Pelaku Nan telah ditangani tersebut Merupakan Atun alias P. Niwa (40), Penduduk Desa Lumutan, Botolinggo. Pelaku juga langsung dijebloskan jeruji tahanan hasilkan tahapan pemeriksaan.
Selain itu, sejumlah barang data ikut ditangani.

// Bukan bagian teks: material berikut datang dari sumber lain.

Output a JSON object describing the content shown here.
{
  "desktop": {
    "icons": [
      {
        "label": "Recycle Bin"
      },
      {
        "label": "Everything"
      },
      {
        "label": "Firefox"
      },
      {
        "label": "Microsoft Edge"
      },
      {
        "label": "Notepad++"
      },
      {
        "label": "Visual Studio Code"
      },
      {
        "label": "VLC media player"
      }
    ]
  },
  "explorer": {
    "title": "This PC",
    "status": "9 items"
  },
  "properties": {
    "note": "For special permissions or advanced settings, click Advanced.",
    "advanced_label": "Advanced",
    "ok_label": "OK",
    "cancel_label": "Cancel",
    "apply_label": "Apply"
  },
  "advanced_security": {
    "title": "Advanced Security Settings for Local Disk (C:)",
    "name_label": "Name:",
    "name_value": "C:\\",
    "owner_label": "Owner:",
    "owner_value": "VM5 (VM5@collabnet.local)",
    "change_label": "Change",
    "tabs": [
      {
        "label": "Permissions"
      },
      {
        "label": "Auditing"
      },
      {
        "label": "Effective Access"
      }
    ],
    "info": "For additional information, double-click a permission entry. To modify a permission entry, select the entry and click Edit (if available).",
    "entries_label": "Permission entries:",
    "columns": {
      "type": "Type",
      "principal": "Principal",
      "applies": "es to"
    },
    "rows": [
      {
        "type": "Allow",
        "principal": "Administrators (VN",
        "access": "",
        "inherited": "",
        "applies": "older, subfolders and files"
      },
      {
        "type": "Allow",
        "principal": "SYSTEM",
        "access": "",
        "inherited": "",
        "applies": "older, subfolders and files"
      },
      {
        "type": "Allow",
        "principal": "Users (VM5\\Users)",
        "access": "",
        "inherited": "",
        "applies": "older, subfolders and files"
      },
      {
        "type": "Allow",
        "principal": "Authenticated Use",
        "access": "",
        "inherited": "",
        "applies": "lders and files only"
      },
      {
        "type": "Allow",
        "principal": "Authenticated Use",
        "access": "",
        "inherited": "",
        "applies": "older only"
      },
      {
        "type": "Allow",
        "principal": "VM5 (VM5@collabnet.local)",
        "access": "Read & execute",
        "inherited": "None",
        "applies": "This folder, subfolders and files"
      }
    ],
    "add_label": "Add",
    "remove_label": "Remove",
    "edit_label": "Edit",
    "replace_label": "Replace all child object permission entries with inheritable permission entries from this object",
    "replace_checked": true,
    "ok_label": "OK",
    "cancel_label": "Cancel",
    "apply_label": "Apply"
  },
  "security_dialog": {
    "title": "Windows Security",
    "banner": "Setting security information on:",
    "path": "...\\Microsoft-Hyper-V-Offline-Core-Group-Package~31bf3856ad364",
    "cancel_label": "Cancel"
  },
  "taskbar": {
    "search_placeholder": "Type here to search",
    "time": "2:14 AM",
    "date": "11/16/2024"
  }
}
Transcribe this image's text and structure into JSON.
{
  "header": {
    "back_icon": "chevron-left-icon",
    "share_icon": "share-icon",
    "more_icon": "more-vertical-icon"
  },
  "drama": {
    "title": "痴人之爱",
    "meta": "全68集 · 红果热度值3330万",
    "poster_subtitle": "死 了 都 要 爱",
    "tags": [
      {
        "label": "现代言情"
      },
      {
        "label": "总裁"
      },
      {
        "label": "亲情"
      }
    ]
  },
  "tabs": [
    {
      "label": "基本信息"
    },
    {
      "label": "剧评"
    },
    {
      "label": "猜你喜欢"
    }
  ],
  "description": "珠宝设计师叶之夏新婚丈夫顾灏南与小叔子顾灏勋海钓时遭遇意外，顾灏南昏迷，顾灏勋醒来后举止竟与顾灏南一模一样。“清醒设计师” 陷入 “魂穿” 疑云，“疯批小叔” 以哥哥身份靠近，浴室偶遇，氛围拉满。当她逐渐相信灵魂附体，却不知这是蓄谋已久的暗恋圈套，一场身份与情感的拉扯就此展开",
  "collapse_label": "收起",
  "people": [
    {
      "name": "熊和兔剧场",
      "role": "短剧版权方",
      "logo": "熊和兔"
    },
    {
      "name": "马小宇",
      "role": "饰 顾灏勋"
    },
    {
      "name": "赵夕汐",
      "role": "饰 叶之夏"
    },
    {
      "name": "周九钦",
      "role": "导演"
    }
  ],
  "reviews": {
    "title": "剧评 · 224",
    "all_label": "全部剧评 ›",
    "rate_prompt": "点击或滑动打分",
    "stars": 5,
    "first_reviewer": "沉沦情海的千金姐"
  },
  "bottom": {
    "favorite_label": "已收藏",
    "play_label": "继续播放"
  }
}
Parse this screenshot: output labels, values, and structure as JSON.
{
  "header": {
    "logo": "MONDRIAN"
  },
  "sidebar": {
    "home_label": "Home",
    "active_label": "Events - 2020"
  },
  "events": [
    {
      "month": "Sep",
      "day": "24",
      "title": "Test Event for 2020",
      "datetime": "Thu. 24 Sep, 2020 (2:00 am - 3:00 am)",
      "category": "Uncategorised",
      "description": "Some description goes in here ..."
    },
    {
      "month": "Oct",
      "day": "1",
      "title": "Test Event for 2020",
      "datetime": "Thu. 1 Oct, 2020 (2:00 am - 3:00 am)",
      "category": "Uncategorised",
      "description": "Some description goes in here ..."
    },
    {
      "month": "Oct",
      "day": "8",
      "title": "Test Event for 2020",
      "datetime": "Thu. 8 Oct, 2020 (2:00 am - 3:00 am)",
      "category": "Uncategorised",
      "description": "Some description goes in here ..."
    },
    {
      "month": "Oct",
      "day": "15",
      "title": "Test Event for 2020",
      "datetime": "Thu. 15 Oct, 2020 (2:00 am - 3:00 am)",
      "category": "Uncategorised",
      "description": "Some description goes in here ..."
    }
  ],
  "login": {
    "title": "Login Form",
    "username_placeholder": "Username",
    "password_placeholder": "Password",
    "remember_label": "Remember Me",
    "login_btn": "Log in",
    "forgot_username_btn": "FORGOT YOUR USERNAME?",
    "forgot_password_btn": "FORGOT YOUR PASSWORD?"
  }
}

Korban juga langsung dimintakan visum et repertum (VET).
SCROLL TO CONTINUE WITH CONTENT
“Pelaku telah kami tetapkan sebagai tersangka,” Jernih Kasat Reskrim Polres Bondowoso, Iptu Wawan Triono, kepada detikJatim, Sabtu (18/4/2026).
Disampaikan kelebihan berikut, pelaku terancam melanggar pasal 81 Bagian (2) UU RI No 35 Tahun 2014 mengenai perubahan atas UU RI No 23 tahun 2002 mengenai tindak pidana kekerasan seksual dan atau pasal 473 Bagian (2) huruf d dan atau pasal 415 huruf b UU RI No 1 tahun 2023 mengenai KUHP.
“Ancaman hukumannya selama 15 tahun kurungan penjara,” tandas Wawan Triono.
Keterangan lain diraih, peristiwa berawal ketika tersangka tetiba Mempunyai niat licik terhadap korban Nan berkebutuhan Spesifik dikarenakan Eksis menurun kelainan secara fisik.
Pelaku lantas melancarkan langkah bejatnya berbarengan mengajak korban bermain kuda-kudaan. tak memakai prasangka buruk, korban mengejar.
Di sela permainan itulah, pelaku kemudian memasuki dan melucuti busana korban. dikarenakan di bawah ancaman, tak berkutik dan menuruti kemauan pelaku.
Pelaku lantas melampiaskan langkah bejatnya berbarengan memperkosa korban. langkah tersebut dijalankan pelaku secara leluasa dikarenakan kondisi Griya kebetulan sedang Sunyi.